1. Similar to the brute-force method, struct Pair is defined, and an array of pairs is initialized.
2. A bool array wasprinted of the same size as pairs is introduced. All its elements are initialized to false. This array acts as a flag for each pair.
3. The outer for loop iterates through each pair pairs[i].
4. Before processing pairs[i], it checks if (!wasprinted[i]). If the flag for pairs[i] is true, it means this pair has already been processed as part of a symmetric pair, so it's skipped.
5. If wasprinted[i] is false, an inner for loop searches for its symmetric counterpart pairs[j] among the subsequent pairs.
6. When a symmetric counterpart pairs[j] is found, an additional check !wasprinted[j] ensures that this jth pair hasn't also been processed. If both conditions are met, the symmetric pair (pairs[i], pairs[j]) is printed.
7. Both wasprinted[i] and wasprinted[j] are set to true to prevent future re-processing of these pairs.
8. A break statement is used after finding and marking a symmetric pair for pairs[i]. This allows the outer loop to proceed to the next un-flagged pair, avoiding unnecessary inner loop iterations for an already handled i.

Conclusion

Finding symmetric pairs in an array is a fundamental problem that highlights different approaches to data traversal and comparison. The brute-force method, while simple, serves as a good starting point for understanding the problem. The optimized approach, using a was_printed flag array, demonstrates a practical way to improve efficiency by avoiding redundant checks and ensuring each symmetric pair is reported only once.
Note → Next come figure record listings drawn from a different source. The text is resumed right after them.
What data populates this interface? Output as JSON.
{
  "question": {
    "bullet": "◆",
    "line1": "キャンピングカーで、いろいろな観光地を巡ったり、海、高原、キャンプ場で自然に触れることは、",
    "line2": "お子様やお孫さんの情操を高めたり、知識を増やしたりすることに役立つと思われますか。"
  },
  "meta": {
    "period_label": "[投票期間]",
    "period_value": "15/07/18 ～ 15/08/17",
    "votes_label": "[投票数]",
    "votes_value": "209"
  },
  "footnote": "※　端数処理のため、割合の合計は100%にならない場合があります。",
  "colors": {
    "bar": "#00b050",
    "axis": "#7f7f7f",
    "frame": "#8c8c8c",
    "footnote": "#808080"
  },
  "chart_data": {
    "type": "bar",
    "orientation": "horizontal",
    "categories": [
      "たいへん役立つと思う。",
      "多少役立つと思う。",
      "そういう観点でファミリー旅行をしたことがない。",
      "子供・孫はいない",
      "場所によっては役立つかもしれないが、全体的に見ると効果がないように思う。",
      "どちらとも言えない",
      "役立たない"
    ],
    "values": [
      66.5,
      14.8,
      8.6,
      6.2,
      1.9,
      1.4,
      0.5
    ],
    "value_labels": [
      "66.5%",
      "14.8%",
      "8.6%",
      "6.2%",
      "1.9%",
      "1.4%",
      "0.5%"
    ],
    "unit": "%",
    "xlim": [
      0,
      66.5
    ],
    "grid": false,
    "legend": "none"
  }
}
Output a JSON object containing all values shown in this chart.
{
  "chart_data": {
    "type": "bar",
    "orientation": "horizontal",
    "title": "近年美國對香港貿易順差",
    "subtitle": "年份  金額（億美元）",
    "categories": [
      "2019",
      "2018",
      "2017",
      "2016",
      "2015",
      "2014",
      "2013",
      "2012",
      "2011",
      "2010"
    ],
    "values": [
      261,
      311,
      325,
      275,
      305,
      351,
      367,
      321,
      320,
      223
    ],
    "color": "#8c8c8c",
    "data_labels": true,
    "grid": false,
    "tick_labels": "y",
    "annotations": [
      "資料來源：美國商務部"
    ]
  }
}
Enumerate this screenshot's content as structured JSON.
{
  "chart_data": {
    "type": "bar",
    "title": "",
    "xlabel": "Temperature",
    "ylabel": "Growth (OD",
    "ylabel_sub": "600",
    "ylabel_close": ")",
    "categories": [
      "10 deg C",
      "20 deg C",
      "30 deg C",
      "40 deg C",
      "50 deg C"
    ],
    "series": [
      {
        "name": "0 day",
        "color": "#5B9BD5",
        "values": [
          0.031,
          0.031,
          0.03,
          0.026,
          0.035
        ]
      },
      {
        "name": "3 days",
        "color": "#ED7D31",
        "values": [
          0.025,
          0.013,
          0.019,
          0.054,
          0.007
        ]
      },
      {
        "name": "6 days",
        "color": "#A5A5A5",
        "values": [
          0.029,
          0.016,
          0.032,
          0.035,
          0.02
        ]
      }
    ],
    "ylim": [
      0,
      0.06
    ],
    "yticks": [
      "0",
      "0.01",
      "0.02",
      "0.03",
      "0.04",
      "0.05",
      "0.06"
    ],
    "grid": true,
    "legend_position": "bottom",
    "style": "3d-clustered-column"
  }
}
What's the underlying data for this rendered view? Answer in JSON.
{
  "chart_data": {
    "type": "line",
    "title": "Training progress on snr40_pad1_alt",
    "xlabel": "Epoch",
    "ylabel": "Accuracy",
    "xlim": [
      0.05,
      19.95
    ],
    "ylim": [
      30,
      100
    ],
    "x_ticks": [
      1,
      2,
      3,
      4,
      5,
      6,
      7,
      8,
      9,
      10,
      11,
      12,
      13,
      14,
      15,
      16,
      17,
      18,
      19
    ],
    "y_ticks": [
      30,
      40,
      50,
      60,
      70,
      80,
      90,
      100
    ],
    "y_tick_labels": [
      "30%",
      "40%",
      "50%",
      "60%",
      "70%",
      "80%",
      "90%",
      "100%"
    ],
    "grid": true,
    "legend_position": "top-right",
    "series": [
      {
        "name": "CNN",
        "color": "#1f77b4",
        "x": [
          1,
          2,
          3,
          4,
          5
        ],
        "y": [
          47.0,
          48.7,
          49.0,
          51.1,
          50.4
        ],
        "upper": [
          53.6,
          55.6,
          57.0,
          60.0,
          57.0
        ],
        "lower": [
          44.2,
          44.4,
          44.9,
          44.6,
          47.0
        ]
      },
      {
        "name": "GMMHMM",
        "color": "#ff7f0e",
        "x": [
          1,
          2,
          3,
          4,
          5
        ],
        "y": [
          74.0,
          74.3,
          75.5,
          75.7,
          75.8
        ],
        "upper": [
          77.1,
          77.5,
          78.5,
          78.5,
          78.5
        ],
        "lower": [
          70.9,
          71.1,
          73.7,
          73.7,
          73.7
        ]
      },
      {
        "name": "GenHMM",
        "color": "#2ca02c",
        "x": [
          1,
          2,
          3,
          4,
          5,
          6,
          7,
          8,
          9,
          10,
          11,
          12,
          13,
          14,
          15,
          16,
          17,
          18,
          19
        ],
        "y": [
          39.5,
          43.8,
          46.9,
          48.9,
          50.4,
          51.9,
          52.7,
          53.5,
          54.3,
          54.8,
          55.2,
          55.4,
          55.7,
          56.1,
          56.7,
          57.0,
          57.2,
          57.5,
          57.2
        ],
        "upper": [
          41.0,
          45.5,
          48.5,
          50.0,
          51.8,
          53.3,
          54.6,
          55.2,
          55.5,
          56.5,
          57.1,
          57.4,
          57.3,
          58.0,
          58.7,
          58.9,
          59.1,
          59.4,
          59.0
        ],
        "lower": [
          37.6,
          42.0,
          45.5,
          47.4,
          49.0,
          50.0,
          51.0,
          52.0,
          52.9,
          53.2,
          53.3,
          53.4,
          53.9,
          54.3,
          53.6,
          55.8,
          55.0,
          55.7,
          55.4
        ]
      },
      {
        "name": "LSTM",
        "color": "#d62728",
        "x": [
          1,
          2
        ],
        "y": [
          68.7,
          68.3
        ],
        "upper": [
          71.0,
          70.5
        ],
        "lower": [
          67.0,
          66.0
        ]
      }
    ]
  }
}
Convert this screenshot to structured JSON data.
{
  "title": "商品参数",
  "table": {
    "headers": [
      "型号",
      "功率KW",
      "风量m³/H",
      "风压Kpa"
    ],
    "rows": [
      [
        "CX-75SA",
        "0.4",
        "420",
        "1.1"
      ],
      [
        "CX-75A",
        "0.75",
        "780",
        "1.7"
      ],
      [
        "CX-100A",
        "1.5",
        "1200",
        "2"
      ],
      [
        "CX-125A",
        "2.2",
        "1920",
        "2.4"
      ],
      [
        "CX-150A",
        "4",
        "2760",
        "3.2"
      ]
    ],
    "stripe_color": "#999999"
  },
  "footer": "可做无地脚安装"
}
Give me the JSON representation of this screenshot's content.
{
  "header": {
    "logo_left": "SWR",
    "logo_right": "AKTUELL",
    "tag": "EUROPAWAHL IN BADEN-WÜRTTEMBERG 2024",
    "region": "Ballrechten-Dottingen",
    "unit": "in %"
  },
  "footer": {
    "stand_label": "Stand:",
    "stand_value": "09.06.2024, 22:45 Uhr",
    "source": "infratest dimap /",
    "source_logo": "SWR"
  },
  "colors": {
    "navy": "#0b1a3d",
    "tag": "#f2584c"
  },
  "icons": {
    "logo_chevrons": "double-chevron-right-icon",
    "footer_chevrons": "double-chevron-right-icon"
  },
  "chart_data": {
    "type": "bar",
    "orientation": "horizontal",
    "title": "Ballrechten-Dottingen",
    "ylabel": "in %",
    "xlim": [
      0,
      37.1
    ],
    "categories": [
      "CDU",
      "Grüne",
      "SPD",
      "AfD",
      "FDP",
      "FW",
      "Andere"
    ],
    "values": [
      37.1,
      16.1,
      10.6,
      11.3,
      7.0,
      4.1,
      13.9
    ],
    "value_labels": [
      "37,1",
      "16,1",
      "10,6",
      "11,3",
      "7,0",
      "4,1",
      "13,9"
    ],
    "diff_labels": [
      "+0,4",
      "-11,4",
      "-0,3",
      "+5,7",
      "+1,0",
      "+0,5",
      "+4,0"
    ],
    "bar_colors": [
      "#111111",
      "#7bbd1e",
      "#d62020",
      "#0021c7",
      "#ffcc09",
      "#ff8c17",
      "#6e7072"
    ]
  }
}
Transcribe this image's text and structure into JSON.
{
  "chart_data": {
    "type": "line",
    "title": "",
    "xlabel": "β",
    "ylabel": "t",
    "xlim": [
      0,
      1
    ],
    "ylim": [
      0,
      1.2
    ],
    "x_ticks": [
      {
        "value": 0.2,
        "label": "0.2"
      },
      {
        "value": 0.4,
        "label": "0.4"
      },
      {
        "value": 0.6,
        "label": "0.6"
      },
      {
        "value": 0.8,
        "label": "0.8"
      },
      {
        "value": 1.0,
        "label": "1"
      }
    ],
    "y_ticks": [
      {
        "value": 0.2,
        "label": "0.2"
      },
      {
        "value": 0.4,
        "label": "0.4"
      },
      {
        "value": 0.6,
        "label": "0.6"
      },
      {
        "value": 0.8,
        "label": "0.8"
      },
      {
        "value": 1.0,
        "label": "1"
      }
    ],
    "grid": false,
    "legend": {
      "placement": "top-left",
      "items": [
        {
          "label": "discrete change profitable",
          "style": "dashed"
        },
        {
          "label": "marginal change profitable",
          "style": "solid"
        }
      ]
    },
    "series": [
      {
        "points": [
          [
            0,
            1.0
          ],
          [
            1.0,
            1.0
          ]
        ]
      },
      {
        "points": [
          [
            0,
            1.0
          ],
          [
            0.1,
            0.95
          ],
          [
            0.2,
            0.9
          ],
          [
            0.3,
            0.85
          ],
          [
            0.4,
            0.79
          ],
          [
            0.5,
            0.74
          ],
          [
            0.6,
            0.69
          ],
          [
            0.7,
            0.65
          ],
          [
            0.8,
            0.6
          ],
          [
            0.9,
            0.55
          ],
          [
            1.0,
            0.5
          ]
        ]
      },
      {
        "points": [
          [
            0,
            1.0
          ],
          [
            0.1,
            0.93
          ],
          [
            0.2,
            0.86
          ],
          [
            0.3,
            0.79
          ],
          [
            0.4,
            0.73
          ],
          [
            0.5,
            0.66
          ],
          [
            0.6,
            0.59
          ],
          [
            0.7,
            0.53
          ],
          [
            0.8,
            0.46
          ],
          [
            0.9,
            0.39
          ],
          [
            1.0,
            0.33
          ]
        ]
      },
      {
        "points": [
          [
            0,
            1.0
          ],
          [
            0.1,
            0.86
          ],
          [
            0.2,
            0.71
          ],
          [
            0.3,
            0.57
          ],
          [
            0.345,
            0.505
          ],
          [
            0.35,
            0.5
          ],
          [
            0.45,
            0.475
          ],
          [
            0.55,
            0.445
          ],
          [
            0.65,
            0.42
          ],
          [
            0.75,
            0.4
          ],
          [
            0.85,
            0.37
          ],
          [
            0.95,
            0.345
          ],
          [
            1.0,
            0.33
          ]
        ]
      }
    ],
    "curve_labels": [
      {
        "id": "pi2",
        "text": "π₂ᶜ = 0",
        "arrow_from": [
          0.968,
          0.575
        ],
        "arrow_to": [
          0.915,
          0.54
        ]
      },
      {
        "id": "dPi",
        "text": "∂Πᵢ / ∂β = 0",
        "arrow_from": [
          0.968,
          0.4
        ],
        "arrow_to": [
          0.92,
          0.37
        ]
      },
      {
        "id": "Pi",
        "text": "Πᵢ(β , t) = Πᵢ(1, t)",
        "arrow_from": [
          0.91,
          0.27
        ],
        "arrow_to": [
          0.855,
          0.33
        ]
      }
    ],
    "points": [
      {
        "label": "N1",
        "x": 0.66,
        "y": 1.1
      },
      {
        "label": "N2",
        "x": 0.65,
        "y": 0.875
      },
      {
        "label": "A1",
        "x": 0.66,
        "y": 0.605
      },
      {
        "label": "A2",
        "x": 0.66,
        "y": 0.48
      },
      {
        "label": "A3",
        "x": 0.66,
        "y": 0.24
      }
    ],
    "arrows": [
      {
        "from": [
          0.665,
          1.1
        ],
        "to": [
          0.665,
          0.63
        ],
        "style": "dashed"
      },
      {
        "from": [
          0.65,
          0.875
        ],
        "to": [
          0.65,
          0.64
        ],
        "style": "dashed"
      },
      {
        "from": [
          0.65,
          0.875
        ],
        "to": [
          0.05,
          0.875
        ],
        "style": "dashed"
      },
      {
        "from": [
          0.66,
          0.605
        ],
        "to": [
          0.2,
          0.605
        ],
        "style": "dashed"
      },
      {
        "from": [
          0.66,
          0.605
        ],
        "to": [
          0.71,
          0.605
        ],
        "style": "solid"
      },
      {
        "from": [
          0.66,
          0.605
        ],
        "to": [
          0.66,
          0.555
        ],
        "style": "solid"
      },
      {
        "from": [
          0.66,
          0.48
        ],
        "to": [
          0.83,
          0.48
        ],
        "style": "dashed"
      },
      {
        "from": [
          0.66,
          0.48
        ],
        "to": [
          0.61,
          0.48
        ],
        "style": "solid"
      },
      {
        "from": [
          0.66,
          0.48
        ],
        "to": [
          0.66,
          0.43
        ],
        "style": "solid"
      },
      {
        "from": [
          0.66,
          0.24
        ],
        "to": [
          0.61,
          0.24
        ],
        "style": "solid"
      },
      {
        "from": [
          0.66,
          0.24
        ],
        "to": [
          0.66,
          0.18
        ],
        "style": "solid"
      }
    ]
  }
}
The choice between these methods often depends on the size of your dataset and the performance requirements of your application.

Summary

• A symmetric pair (a, b) exists if (b, a) is also present in the given dataset.
• C struct can effectively represent pairs of data.
• The brute-force method uses nested loops to compare every pair with every other pair, with a time complexity of O(N^2).
• An optimized approach uses an auxiliary boolean array to mark pairs that have already been processed, preventing duplicate outputs and slightly improving practical performance, though its worst-case time complexity remains O(N^2).
• Including stdbool.h allows the use of true and false for clearer boolean logic in C.